The first is that they prove the established recommendation wrong and become the exception because their confidence was based on real talent. The second possible outcome is that they are unable to make it work. The difference between the two, as is obvious, is skill and diligence.
It is entirely possible for you to succeed in currency trading with multiple strategies provided you research them properly. Therefore, if you are considering using multiple strategies and one of your choices is a counter trend strategy then you should know that the latter is difficult to implement. The best way to implement it would be for you to learn about counter trend strategies.
What Are Counter Trend Strategies?
As their name suggests, counter trend strategies are all about trying to profit from the market by looking for trend reversals and downtrends. These types of strategies tend to require perfection and precision which is why some traders are attracted to them.
However, the reason why these types of currency trading strategies are considered to be difficult is that trend reversals are extremely unpredictable. Here are some pros and cons of such strategies.
Maximum Usage Of Reversals And Downtrends
The best part about counter trend currency trading strategies is that if you can get the right forex signal then you would be able to get the maximum profit possible from the trend reversal or whipsaw.
Moreover, it does not matter if you are trading the reversal of an uptrend or downtrend. With the right signal, you can pick the right tops and bottoms and come out flush with money.
High Reward To Risk Ratios Are Recommended
Another good thing about counter trend currency trading strategies is that they depend on the trader only going for those trades which have a good reward to risk ratio.

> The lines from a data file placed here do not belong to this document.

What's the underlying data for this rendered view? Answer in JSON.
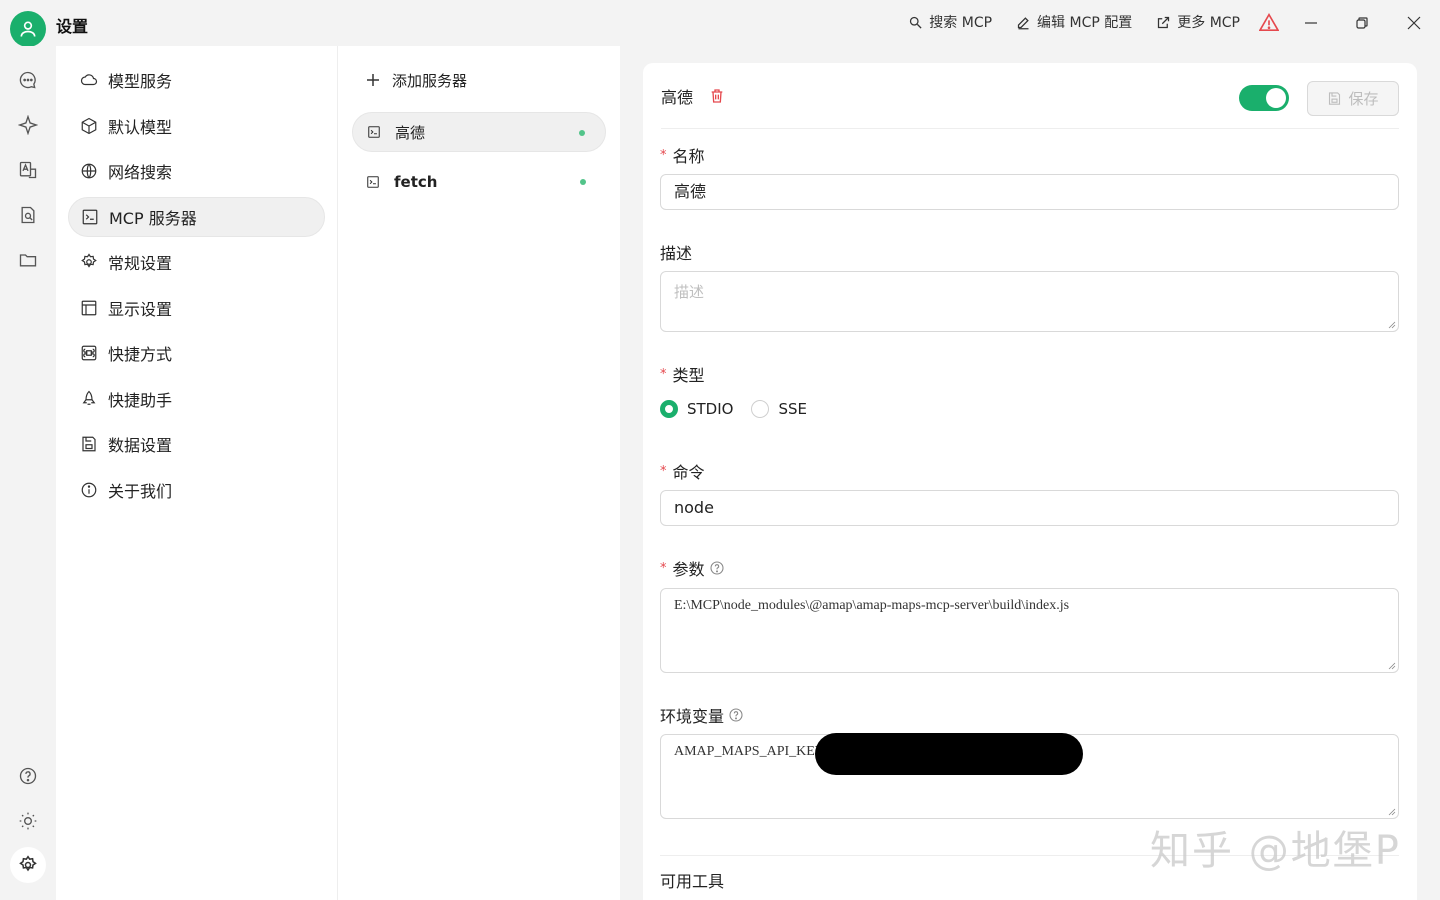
{
  "app": {
    "title": "设置"
  },
  "titlebar": {
    "search_mcp": "搜索 MCP",
    "edit_mcp_config": "编辑 MCP 配置",
    "more_mcp": "更多 MCP"
  },
  "menu": {
    "items": [
      {
        "label": "模型服务",
        "icon": "cloud-icon"
      },
      {
        "label": "默认模型",
        "icon": "cube-icon"
      },
      {
        "label": "网络搜索",
        "icon": "globe-icon"
      },
      {
        "label": "MCP 服务器",
        "icon": "terminal-icon"
      },
      {
        "label": "常规设置",
        "icon": "gear-icon"
      },
      {
        "label": "显示设置",
        "icon": "layout-icon"
      },
      {
        "label": "快捷方式",
        "icon": "command-icon"
      },
      {
        "label": "快捷助手",
        "icon": "rocket-icon"
      },
      {
        "label": "数据设置",
        "icon": "save-icon"
      },
      {
        "label": "关于我们",
        "icon": "info-icon"
      }
    ]
  },
  "servers": {
    "add_label": "添加服务器",
    "items": [
      {
        "name": "高德",
        "active": true
      },
      {
        "name": "fetch",
        "active": false
      }
    ]
  },
  "detail": {
    "server_name": "高德",
    "save_label": "保存",
    "name_label": "名称",
    "name_value": "高德",
    "desc_label": "描述",
    "desc_placeholder": "描述",
    "type_label": "类型",
    "type_options": [
      "STDIO",
      "SSE"
    ],
    "type_selected": "STDIO",
    "command_label": "命令",
    "command_value": "node",
    "args_label": "参数",
    "args_value": "E:\\MCP\\node_modules\\@amap\\amap-maps-mcp-server\\build\\index.js",
    "env_label": "环境变量",
    "env_value": "AMAP_MAPS_API_KEY=",
    "tools_label": "可用工具"
  },
  "watermark": "知乎 @地堡P",
  "colors": {
    "accent": "#1aaf6c",
    "danger": "#e5484d"
  }
}
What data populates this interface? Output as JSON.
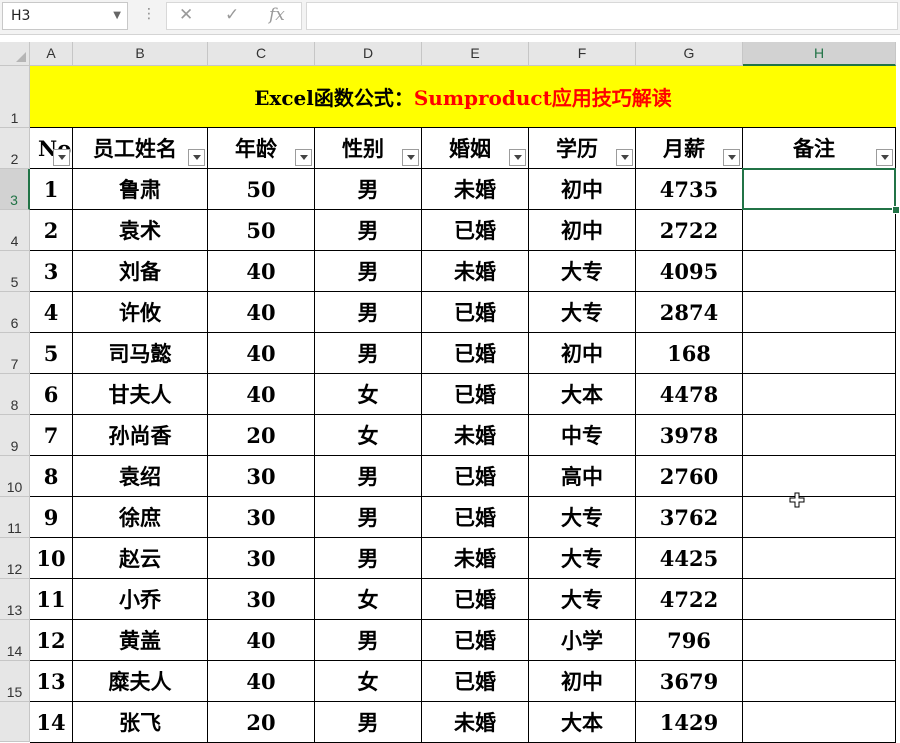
{
  "name_box": {
    "value": "H3"
  },
  "formula_bar": {
    "cancel_icon": "✕",
    "enter_icon": "✓",
    "fx_label": "fx",
    "value": ""
  },
  "column_headers": [
    "A",
    "B",
    "C",
    "D",
    "E",
    "F",
    "G",
    "H"
  ],
  "row_numbers": [
    "1",
    "2",
    "3",
    "4",
    "5",
    "6",
    "7",
    "8",
    "9",
    "10",
    "11",
    "12",
    "13",
    "14",
    "15"
  ],
  "selected_cell": "H3",
  "title": {
    "part1": "Excel函数公式：",
    "part2": "Sumproduct应用技巧解读"
  },
  "table_headers": [
    "No",
    "员工姓名",
    "年龄",
    "性别",
    "婚姻",
    "学历",
    "月薪",
    "备注"
  ],
  "table_rows": [
    [
      "1",
      "鲁肃",
      "50",
      "男",
      "未婚",
      "初中",
      "4735",
      ""
    ],
    [
      "2",
      "袁术",
      "50",
      "男",
      "已婚",
      "初中",
      "2722",
      ""
    ],
    [
      "3",
      "刘备",
      "40",
      "男",
      "未婚",
      "大专",
      "4095",
      ""
    ],
    [
      "4",
      "许攸",
      "40",
      "男",
      "已婚",
      "大专",
      "2874",
      ""
    ],
    [
      "5",
      "司马懿",
      "40",
      "男",
      "已婚",
      "初中",
      "168",
      ""
    ],
    [
      "6",
      "甘夫人",
      "40",
      "女",
      "已婚",
      "大本",
      "4478",
      ""
    ],
    [
      "7",
      "孙尚香",
      "20",
      "女",
      "未婚",
      "中专",
      "3978",
      ""
    ],
    [
      "8",
      "袁绍",
      "30",
      "男",
      "已婚",
      "高中",
      "2760",
      ""
    ],
    [
      "9",
      "徐庶",
      "30",
      "男",
      "已婚",
      "大专",
      "3762",
      ""
    ],
    [
      "10",
      "赵云",
      "30",
      "男",
      "未婚",
      "大专",
      "4425",
      ""
    ],
    [
      "11",
      "小乔",
      "30",
      "女",
      "已婚",
      "大专",
      "4722",
      ""
    ],
    [
      "12",
      "黄盖",
      "40",
      "男",
      "已婚",
      "小学",
      "796",
      ""
    ],
    [
      "13",
      "糜夫人",
      "40",
      "女",
      "已婚",
      "初中",
      "3679",
      ""
    ],
    [
      "14",
      "张飞",
      "20",
      "男",
      "未婚",
      "大本",
      "1429",
      ""
    ]
  ],
  "colors": {
    "title_bg": "#ffff00",
    "title_accent": "#ff0000",
    "selection": "#217346"
  }
}
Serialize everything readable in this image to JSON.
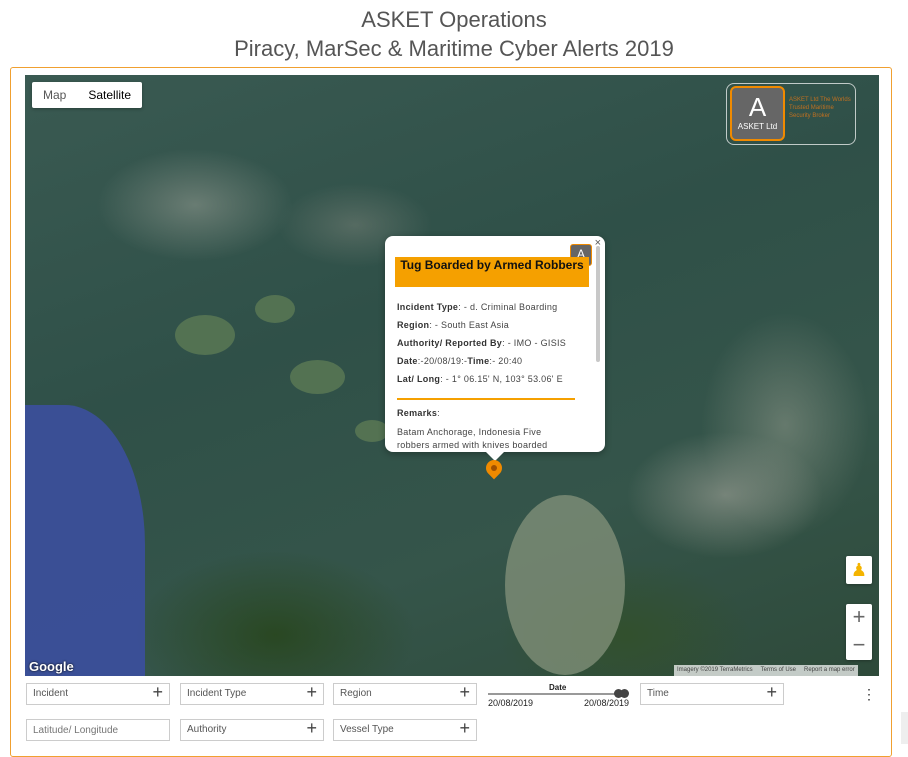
{
  "header": {
    "title": "ASKET Operations",
    "subtitle": "Piracy, MarSec & Maritime Cyber Alerts 2019"
  },
  "map": {
    "type_control": {
      "map_label": "Map",
      "satellite_label": "Satellite",
      "selected": "Satellite"
    },
    "google_label": "Google",
    "attribution": [
      "Imagery ©2019 TerraMetrics",
      "Terms of Use",
      "Report a map error"
    ],
    "zoom_in": "+",
    "zoom_out": "−",
    "pegman": "♟"
  },
  "logo": {
    "letter": "A",
    "sub": "ASKET Ltd",
    "tagline": "ASKET Ltd The Worlds Trusted Maritime Security Broker"
  },
  "popup": {
    "close": "×",
    "logo_letter": "A",
    "title": "Tug Boarded by Armed Robbers",
    "incident_type_label": "Incident Type",
    "incident_type_value": ": - d. Criminal Boarding",
    "region_label": "Region",
    "region_value": ": - South East Asia",
    "authority_label": "Authority/ Reported By",
    "authority_value": ": - IMO - GISIS",
    "date_label": "Date",
    "date_value": ":-20/08/19:-",
    "time_label": "Time",
    "time_value": ":- 20:40",
    "latlong_label": "Lat/ Long",
    "latlong_value": ": - 1° 06.15' N, 103° 53.06' E",
    "remarks_label": "Remarks",
    "remarks_value": "Batam Anchorage, Indonesia Five robbers armed with knives boarded"
  },
  "filters": {
    "incident": "Incident",
    "incident_type": "Incident Type",
    "region": "Region",
    "time": "Time",
    "latlong_placeholder": "Latitude/ Longitude",
    "authority": "Authority",
    "vessel_type": "Vessel Type",
    "date_label": "Date",
    "date_from": "20/08/2019",
    "date_to": "20/08/2019"
  }
}
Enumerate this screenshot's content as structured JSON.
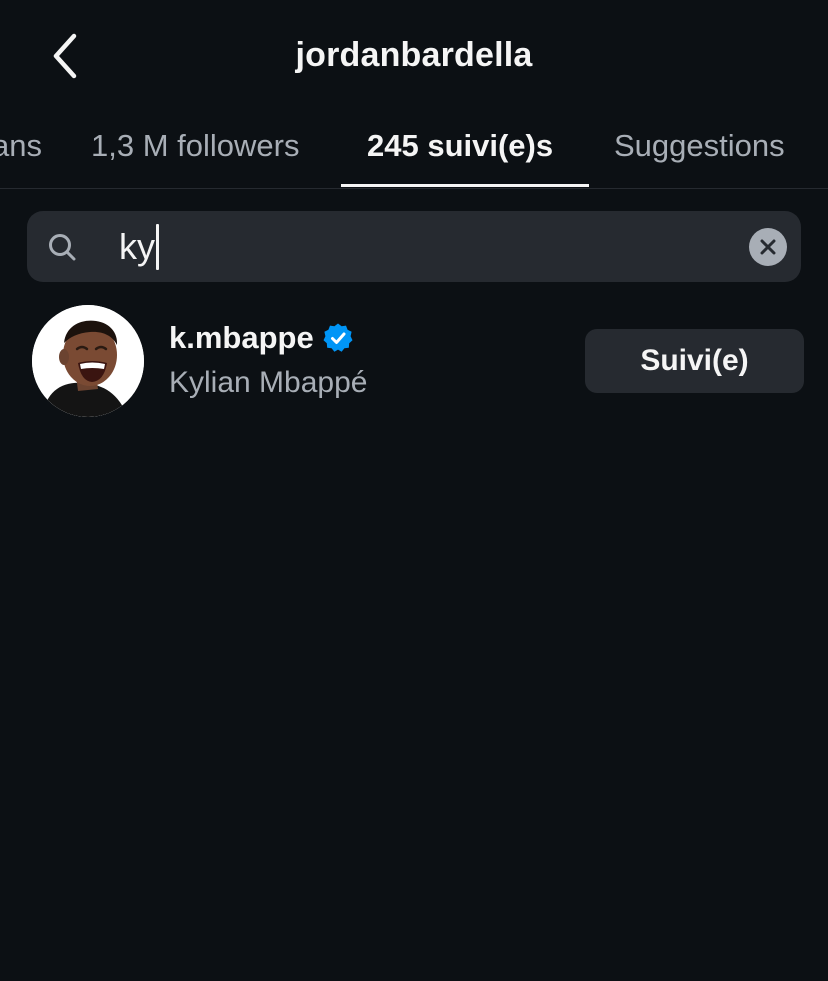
{
  "header": {
    "title": "jordanbardella",
    "back_icon": "chevron-left-icon"
  },
  "tabs": [
    {
      "label": "ans",
      "active": false
    },
    {
      "label": "1,3 M followers",
      "active": false
    },
    {
      "label": "245 suivi(e)s",
      "active": true
    },
    {
      "label": "Suggestions",
      "active": false
    }
  ],
  "search": {
    "value": "ky",
    "search_icon": "search-icon",
    "clear_icon": "clear-icon"
  },
  "results": [
    {
      "username": "k.mbappe",
      "verified": true,
      "full_name": "Kylian Mbappé",
      "button_label": "Suivi(e)"
    }
  ],
  "colors": {
    "background": "#0c1014",
    "surface": "#262a30",
    "text_primary": "#f5f5f5",
    "text_secondary": "#a8aeb6",
    "verified_blue": "#0095f6"
  }
}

This is a form of protection where, even if you lose a lot, a single win will have you cover all your losses and come out with net profits.
The Rate Of Failure Is Dangerously High
The reason why high reward to risk ratios are recommended is that the failure rate of such strategies is very high. In fact, the more you look for precision the worse your failure rate. This is why it is important for you to have a way through which you end up with net profits even if you lose 6 out of 10 trades and only win on four.
The high failure rate of counter trend currency trading strategies can be considered to be their worst flaw because it can not only affect a trader’s account equity but also his confidence levels.